In an escalation from previous warnings, Dr. Nancy Messonnier, a Centers for Disease Control and Prevention (CDC) official, said Americans should prepare for their lives to be disrupted by spread of the new virus, including closures of schools and businesses.
She told reporters in a phone call that the number of cases popping up without a known source of exposure in Italy, Iran, South Korea, and other countries “makes all of us feel that the risk of spread in the United States is increasing.”
Messonnier recounted sitting down with her family at breakfast on Feb. 25 and telling her children that they’re likely not at risk of getting infected with COVID-19 at the moment, but that the family needed to be prepared for their lives to significantly change.
With no vaccine and no proven treatment for the virus, health officials are focusing on non-pharmaceutical interventions, which includes three categories: personal, community, and environmental.
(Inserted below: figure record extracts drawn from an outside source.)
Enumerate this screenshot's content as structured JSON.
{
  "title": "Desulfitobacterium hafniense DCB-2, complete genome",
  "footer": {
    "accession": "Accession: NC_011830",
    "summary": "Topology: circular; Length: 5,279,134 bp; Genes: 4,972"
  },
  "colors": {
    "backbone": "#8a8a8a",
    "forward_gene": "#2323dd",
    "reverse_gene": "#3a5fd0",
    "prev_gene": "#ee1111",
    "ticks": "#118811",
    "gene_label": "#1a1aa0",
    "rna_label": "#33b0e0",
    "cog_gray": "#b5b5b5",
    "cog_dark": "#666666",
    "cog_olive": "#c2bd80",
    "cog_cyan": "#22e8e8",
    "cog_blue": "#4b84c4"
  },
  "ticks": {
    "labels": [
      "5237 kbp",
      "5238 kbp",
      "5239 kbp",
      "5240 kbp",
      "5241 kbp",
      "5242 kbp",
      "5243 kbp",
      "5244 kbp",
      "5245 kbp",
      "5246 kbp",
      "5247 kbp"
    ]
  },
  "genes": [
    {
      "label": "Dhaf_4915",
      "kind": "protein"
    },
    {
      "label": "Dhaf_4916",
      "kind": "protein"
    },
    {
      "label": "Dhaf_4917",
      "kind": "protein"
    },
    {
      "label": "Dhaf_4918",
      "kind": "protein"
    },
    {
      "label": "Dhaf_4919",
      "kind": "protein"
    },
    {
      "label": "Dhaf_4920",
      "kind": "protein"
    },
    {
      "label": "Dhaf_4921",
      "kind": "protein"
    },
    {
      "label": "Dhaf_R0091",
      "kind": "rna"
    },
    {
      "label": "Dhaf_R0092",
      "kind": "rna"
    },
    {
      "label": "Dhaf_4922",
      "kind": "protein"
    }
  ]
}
Personal interventions include routine recommendations such as washing hands and staying home when sick, and measures specific to pandemics such as people voluntarily isolating themselves at home even if they’re not sick if a member of their household has become ill.
Community interventions can include closing schools and transitioning to Internet-based teleschooling and changing business meetings from in-person to online as well as locales postponing or cancelling large gatherings.
Adults should contact school officials and ask about plans for teleschooling and their workplace to look into working from home. People could miss work and lose income, Messonnier said.
“These are things that people need to start thinking about now,” she said.
Environmental interventions primarily revolve around cleaning surfaces.
Local communities will need to decide on which interventions to implement.
The virus emerged in China in December 2019 and has since spread to dozens of countries, with a rapid increase in the number of cases in Italy, Iran, and South Korea this week, among other nations. The virus causes a disease that has similar symptoms to influenza, including fever, headache, and difficulty breathing.
The United States has not adjusted which people should be tested, even as the virus spreads rapidly in countries outside of China, but authorities are discussing shifting the case definition and would likely do so if community spread starts occurring, Messonnier said.
Twelve state or local health departments are now equipped to test locally for the virus, an increase from four late last week. Testing locally is critical because of faster turnaround, Kelly Wroblewski, director of infectious diseases for the Association of Public Health Laboratories, told The Epoch Times.